Der lange Weg zur Abschaffung des Superbruttolohns
In der Nacht zum Freitag hat das tschechische Abgeordnetenhaus einem neuen Steuerpaket zugestimmt. In dessen Mittelpunkt steht das Ende des Superbruttolohns.
Alles sieht danach aus, als ob das Kabinett von Andrej Babiš (Partei Ano) nun ein Vorhaben umsetzt, was die Vorgängerregierungen nicht geschafft haben. Die Zustimmung von Senat und Präsident Miloš Zeman vorausgesetzt, wird in Tschechien zu Beginn des neuen Jahres der Superbruttolohn gestrichen.

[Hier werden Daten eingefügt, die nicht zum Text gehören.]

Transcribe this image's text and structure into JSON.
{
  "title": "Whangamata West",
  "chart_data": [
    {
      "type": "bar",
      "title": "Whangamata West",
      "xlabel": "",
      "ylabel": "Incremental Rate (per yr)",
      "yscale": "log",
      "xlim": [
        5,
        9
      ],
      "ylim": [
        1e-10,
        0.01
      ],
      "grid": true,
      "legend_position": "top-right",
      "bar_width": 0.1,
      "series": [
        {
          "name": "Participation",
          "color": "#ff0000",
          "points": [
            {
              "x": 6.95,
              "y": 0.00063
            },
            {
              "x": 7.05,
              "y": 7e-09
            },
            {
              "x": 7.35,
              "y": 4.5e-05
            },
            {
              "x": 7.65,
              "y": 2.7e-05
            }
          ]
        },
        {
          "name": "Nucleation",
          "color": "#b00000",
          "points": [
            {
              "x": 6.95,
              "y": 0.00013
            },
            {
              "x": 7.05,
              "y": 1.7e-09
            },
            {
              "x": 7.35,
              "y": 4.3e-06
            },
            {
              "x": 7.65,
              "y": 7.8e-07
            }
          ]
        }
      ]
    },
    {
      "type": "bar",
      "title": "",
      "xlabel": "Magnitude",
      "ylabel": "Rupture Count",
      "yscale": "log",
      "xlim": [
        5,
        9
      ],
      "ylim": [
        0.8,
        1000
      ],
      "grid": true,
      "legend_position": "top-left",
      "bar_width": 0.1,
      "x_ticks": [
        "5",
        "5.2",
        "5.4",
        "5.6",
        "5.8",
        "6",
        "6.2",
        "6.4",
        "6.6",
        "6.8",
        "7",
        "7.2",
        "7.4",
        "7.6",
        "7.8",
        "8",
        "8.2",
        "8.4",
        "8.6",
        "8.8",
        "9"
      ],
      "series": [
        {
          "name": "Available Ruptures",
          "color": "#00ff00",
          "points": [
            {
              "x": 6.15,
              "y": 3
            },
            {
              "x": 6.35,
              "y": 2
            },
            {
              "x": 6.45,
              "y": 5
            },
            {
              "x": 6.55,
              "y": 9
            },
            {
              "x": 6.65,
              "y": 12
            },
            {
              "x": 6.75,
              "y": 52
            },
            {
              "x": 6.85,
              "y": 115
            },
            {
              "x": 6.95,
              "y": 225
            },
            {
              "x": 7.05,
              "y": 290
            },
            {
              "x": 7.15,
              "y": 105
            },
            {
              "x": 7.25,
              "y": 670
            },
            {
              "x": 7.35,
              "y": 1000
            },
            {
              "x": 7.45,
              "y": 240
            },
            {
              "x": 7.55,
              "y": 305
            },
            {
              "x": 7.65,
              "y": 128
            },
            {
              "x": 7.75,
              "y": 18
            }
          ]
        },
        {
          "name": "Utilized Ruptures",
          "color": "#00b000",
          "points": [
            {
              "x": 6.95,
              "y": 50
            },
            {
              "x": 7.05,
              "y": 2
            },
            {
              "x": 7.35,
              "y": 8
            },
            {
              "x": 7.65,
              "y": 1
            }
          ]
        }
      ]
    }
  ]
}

Dieser Super-Wert setzt sich zusammen aus dem Bruttolohn, Zuschüssen, Prämien und Sachbezüge für den Arbeitnehmer sowie den Abgaben für Sozial- und Krankenversicherung, die vom Arbeitgeber geleistet werden. Er summiert also die gesamten Kosten, die ein Arbeitnehmer in der Buchhaltung des Arbeitgebers darstellt.
Die Einkommenssteuer wird seit Januar 2008 aus dem Superbruttolohn berechnet. Die damalige Regierung von Mirek Topolánek (Bürgerdemokraten) wollte mit dieser Reform das damalige vierstufige Steuersystem durch einen einzigen Steuersatz von 15 Prozent vereinfachen. Tatsächlich belief sich die Steuerhöhe dann aber auf real 23,1 Prozent. Aktuell zahlen die Arbeitnehmer effektiv 20,1 Prozent Einkommenssteuer.
Die Abschaffung des Superbruttolohns hatten sowohl die Regierung von Petr Nečas (Bürgerdemokraten, 2010-2013) als auch von Bohuslav Sobotka (Sozialdemokraten, 2014-2017) im Programm. Die derzeitigen beiden Koalitionspartner erfüllen mit der Umsetzung ihre jeweiligen Wahlversprechen. Vizepremier Jan Hamáček (Sozialdemokraten) hatte einen Einkommenssteuersatz von 19 Prozent des Bruttolohns vorgeschlagen. Die untere Parlamentskammer hat aber dem Entwurf von Premier Babiš zugestimmt, der 15 Prozent vorsieht. Für Besserverdiener mit einem Einkommen ab 140.000 Kronen (5312 Euro), soll ein Steuersatz von 23 Prozent gelten.
Nach den Berechnungen des Nationalen Haushaltsrates sinken die Steuereinnahmen dadurch im kommenden Jahr um 88 Milliarden Kronen (3,3 Milliarden Euro). Der Gewerkschaftsdachverband ČMKOS rechnet sogar mit einem Minus von 94 Milliarden Kronen (3,6 Milliarden Euro). Der bereits gebilligte Haushaltsentwurf für 2021 sieht insgesamt ein Defizit von 320 Milliarden Kronen (12,2 Milliarden Euro) vor. Darin wurden die Folgen der Abschaffung des Superbruttolohns aber nicht einberechnet.